The Furniture That Went Mad
- Back at the Coach and Horses inn, the Halls head down to the cellar to water down their beer. Yum.
- Mr. Hall has to go back upstairs to get some sarsaparilla to cover the taste of the watered-down beer (and also because Wells knows that everyone has trouble spelling "sarsaparilla" and he likes to torture us). On his way, he notices some strange things: the front door is unlocked and the stranger isn't in his room.
- The lady of the house, Mrs. Hall, comes to check on the situation in the stranger's room.
- She peeks in and, after a few sneezes, the blankets and pillows start flying around the room, and the furniture starts banging around.

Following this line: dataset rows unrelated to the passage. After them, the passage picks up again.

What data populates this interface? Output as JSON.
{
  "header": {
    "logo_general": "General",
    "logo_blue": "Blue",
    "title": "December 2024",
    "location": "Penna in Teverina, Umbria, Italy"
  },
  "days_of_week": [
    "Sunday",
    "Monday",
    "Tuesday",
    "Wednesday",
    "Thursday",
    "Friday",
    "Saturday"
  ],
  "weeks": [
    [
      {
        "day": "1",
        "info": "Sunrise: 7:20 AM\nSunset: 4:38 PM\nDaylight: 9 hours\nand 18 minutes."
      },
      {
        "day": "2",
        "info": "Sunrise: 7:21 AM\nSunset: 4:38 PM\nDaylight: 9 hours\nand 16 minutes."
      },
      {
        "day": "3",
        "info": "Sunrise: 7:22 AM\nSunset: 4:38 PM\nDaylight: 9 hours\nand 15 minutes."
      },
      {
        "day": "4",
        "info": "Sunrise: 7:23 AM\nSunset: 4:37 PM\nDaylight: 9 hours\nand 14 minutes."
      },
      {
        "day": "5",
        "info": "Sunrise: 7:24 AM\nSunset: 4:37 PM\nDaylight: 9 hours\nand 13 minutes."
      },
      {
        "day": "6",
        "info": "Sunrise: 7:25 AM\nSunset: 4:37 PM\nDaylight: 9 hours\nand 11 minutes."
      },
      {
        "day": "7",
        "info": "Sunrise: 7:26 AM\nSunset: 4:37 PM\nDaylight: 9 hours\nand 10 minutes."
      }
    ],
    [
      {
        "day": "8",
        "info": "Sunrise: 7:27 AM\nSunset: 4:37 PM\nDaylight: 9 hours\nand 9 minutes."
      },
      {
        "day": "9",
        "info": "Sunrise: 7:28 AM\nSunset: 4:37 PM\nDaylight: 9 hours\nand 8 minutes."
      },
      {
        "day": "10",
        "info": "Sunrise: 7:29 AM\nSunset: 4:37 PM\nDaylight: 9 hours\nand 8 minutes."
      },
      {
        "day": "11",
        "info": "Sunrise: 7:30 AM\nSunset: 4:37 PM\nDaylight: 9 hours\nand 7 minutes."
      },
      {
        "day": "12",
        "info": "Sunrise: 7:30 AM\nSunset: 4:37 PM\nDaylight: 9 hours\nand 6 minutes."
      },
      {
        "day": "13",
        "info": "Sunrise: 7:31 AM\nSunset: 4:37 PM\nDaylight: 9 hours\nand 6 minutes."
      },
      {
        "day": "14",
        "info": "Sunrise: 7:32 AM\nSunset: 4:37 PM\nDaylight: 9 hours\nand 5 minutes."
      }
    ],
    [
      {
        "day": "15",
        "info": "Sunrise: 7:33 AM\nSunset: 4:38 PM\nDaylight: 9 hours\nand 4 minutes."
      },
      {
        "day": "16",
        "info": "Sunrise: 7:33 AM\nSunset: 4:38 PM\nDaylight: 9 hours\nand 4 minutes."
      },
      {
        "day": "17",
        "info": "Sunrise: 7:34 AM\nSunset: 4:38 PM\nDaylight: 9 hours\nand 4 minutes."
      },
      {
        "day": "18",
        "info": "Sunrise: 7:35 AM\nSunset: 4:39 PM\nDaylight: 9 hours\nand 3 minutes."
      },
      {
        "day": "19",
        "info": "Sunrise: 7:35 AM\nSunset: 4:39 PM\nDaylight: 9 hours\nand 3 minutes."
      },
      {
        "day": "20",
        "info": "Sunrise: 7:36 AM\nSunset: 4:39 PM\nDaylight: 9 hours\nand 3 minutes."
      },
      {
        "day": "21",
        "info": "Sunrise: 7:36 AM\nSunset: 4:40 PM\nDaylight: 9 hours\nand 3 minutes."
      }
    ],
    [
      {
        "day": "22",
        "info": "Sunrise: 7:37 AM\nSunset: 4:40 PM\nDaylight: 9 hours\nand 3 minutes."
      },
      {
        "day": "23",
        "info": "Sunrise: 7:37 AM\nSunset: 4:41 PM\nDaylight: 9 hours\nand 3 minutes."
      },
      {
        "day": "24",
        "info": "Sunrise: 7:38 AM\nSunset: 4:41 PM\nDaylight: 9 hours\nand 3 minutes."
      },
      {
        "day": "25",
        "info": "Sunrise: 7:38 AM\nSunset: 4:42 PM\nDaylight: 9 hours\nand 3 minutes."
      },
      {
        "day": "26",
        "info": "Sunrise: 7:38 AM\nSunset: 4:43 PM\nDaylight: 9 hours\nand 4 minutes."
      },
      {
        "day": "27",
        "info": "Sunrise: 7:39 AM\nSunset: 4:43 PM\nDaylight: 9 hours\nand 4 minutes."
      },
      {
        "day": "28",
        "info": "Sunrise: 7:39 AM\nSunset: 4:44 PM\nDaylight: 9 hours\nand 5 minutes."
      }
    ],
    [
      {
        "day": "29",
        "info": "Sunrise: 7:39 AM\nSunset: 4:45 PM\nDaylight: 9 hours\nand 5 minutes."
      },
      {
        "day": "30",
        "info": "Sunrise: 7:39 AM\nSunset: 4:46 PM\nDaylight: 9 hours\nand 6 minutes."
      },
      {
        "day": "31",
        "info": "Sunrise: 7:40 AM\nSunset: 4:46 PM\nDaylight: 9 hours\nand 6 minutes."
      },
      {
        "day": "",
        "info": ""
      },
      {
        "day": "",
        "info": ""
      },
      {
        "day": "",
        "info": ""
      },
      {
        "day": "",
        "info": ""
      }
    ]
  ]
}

- Mrs. Hall immediately assumes that the stranger has put ghosts into her furniture. (There's a joke here about "spirits," which can mean both ghosts and alcohol. Since alcohol goes into bottles, maybe ghosts could also, and maybe that's what the stranger has in all of his bottles. At least, that seems to be what Mrs. Hall thinks.)
- Some of the villagers – including Sandy Wadgers, the blacksmith, and Mr. Huxter, the general shop owner – get involved in the mystery of the stranger's disappearance and the haunted furniture. With so many people, not much gets done: "The Anglo-Saxon genius for parliamentary government asserted itself; there was a great deal of talk and no decisive action" (6.18). Zing! Take that, parliamentary government.
- Finally, the stranger comes out of his room and demands to be left alone. Huh?